Where there is widespread agreement is on the need to avoid ‘overshoot and collapse’ fatalism. (Although some writers have argued collapse is now inevitable and the task now is to make the best of it. E.g. Richard Heinberg in his review of Collapse by Jared Diamond writes “the choice we have now is not as to whether our society will collapse, but how”). That is, as Bill McKibben noted in his book Eaarth: Making a Life on Tough New Planet “obsessing over collapse” futures “keeps you from considering other possibilities” and thereby limits creative thinking.
Perhaps environmentalism can be compared to the paths of other modern ‘isms’, such as feminism? This thought emerged as I listened to Naomi Wolf’s take on feminism. She is an advocate of ‘third wave’ feminism, which she argues is more pluralistic, less dogmatic, and less puritanical (e.g. open to expressions of feminism through the marketplace [such as through consumption practices], politics, or media). Wolf further argues that feminism must now shed “flaws in how we inherited Western feminism” and current cultural frames.

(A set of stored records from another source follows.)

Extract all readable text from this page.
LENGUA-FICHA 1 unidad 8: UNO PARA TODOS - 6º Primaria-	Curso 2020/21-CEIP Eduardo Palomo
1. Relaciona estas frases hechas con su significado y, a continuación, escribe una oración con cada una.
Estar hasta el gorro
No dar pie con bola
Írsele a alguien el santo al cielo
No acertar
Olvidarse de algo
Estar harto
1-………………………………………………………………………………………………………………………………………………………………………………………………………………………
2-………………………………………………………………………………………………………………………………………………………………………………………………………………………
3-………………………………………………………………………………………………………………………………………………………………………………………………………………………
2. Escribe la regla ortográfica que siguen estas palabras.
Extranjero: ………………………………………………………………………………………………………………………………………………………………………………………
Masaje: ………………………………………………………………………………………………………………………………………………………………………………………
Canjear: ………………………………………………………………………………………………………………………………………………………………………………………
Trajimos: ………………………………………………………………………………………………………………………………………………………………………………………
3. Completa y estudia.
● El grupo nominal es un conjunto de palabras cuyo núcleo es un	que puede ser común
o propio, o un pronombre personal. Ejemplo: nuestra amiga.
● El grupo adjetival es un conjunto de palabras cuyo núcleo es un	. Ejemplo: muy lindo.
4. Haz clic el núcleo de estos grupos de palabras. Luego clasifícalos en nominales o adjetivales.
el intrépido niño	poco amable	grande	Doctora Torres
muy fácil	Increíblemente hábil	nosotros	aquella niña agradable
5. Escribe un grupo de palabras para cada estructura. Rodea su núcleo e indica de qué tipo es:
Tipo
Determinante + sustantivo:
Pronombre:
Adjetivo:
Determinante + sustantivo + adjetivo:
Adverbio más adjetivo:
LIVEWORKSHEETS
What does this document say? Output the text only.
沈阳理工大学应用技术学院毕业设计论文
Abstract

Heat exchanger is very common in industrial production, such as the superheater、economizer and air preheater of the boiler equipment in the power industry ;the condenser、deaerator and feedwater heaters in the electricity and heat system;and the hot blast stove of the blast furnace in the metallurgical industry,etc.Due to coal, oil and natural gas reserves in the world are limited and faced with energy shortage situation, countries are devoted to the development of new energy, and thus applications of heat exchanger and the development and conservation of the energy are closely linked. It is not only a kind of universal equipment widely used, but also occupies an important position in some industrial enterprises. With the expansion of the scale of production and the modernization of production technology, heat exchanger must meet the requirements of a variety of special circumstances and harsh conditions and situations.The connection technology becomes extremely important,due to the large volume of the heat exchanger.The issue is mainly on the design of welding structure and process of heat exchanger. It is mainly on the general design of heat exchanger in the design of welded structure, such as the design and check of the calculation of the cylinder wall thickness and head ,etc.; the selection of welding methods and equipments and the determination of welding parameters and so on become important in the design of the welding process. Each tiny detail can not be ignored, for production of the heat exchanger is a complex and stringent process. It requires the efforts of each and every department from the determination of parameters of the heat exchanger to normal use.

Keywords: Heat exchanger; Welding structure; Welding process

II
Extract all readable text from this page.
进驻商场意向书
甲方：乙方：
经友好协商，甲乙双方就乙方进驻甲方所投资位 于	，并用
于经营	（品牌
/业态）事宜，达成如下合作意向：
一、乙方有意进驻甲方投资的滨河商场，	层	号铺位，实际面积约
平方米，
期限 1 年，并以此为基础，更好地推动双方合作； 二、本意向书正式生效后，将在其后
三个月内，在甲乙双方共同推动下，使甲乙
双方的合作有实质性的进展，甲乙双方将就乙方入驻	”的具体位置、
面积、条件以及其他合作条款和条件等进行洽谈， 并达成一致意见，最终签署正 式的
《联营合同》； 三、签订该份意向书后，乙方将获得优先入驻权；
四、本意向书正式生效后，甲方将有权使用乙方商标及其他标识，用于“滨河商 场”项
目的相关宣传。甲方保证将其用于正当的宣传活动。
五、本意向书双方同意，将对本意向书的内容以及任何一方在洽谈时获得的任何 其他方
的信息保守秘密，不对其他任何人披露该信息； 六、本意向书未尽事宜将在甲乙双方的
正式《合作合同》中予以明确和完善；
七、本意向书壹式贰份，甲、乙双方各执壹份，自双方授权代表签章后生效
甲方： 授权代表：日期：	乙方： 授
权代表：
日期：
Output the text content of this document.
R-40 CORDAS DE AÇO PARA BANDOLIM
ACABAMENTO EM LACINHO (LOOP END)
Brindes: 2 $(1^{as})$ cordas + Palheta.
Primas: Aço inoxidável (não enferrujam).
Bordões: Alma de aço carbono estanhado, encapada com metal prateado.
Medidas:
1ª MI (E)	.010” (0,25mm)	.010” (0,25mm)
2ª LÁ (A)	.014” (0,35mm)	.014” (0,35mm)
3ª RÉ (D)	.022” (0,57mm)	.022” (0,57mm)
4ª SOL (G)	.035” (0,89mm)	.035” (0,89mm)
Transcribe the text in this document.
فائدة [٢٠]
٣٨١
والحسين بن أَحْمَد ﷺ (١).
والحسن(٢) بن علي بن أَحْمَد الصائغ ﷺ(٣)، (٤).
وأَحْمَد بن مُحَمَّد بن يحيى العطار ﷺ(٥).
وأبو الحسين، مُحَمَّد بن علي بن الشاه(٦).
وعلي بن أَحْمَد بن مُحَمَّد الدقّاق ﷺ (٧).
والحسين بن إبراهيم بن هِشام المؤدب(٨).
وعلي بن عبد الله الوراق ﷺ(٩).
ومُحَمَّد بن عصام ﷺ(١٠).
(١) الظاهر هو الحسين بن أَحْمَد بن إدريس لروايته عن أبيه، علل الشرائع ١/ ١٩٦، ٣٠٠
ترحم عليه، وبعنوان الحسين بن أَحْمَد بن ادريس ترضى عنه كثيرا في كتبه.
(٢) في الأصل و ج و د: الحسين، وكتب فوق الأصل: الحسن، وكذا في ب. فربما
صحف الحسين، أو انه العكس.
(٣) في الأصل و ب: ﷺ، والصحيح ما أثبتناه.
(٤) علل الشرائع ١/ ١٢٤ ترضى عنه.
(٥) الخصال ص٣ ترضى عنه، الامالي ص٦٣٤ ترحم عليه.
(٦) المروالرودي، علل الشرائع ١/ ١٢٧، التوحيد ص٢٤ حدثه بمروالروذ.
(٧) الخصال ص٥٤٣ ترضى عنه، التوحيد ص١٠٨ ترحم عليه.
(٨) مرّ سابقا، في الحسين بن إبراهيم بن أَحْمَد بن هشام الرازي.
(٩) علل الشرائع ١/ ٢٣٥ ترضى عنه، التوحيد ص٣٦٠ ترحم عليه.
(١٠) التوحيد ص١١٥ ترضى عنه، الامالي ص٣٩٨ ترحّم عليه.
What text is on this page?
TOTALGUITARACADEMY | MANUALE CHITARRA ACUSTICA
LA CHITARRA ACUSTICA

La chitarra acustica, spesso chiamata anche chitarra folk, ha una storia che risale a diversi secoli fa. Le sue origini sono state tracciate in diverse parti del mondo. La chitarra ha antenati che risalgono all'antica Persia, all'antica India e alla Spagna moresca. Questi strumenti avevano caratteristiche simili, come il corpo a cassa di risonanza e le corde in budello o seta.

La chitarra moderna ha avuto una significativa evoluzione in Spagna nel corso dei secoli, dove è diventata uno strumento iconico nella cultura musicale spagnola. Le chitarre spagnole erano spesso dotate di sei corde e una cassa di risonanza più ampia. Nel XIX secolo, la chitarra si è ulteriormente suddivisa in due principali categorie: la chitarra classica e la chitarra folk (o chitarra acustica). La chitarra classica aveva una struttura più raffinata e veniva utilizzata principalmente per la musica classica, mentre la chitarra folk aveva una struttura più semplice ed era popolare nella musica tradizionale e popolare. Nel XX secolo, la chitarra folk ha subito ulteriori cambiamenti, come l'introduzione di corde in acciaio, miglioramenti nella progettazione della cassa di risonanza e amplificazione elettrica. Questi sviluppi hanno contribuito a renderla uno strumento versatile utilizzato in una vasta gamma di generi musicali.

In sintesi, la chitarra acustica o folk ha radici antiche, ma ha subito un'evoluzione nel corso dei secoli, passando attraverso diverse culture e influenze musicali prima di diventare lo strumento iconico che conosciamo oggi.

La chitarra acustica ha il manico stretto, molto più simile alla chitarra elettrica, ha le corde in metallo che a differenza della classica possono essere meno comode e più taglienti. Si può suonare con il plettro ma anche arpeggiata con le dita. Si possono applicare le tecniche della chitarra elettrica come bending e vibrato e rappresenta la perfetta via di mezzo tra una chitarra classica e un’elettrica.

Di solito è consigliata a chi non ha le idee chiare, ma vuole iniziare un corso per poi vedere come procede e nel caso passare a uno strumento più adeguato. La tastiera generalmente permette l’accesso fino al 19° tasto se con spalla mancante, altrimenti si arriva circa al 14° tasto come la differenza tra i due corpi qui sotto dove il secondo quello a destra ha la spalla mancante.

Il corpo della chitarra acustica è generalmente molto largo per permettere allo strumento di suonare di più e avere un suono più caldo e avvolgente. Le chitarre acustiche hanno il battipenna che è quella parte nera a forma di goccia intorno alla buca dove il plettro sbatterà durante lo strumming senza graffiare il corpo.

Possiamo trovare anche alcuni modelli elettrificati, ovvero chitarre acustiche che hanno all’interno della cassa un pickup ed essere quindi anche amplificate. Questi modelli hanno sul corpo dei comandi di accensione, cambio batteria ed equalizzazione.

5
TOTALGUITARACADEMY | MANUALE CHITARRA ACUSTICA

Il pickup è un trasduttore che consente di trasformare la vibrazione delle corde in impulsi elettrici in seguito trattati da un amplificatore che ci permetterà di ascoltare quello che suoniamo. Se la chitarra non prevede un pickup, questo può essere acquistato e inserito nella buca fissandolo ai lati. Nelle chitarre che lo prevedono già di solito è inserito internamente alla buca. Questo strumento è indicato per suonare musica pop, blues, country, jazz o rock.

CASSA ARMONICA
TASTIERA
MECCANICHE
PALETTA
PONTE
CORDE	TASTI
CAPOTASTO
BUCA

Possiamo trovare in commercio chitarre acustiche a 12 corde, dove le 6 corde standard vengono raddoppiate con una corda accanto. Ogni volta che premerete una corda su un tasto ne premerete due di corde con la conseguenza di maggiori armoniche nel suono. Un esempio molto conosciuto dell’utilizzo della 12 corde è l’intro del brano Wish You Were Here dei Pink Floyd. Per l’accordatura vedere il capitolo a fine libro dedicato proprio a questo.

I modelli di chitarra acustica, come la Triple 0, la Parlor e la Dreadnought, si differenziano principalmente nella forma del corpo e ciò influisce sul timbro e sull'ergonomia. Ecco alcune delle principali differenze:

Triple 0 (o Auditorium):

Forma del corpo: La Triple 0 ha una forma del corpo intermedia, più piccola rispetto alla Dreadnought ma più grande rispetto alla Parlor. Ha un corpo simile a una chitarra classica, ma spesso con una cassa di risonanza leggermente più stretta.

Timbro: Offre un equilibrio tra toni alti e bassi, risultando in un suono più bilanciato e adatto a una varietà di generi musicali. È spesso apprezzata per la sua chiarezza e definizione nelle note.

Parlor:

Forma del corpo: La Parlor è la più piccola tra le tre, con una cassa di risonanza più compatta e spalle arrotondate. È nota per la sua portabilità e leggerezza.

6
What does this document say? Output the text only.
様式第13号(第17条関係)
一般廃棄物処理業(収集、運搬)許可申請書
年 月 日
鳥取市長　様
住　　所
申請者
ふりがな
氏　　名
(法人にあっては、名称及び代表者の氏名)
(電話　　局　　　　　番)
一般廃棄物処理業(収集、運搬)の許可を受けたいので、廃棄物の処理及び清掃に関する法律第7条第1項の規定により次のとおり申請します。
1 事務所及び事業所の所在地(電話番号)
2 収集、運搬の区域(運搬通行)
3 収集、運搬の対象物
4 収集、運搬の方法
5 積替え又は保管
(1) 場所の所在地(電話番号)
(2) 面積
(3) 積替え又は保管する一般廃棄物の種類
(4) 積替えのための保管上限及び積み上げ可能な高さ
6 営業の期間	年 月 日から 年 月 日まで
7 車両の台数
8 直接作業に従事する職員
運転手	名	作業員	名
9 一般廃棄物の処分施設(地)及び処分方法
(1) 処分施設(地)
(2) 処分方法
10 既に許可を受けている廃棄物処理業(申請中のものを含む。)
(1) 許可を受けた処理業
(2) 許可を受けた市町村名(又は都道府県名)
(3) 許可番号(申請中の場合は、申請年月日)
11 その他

In ‘Environmentalism in Transition?’ I looked at the major waves of modern environmental movements. The first wave: In the 1960s a new protest movement developed in response to the consequences of industrialism. The second wave: By the mid-1980s a new wave emerged focussed on achieving consensual action through mainstream institutions (see the emergence of sustainable development, ‘triple bottom line’, etc). I speculated that a new, more forward looking third-wave could soon emerge from the contestation between competing environmental discourses and new change-oriented practices that are being experimented with.
In my experience environmental communities often seem a lot like second-wave feminism, particulary in terms of dogmatism and the puritanicalism that is discussed by Naomi Wolf. Perhaps a third-wave of environmentalism could also be more pluralistic and less dogmatic. Right now this doesn’t seem likely but it certainly appears to be necessary.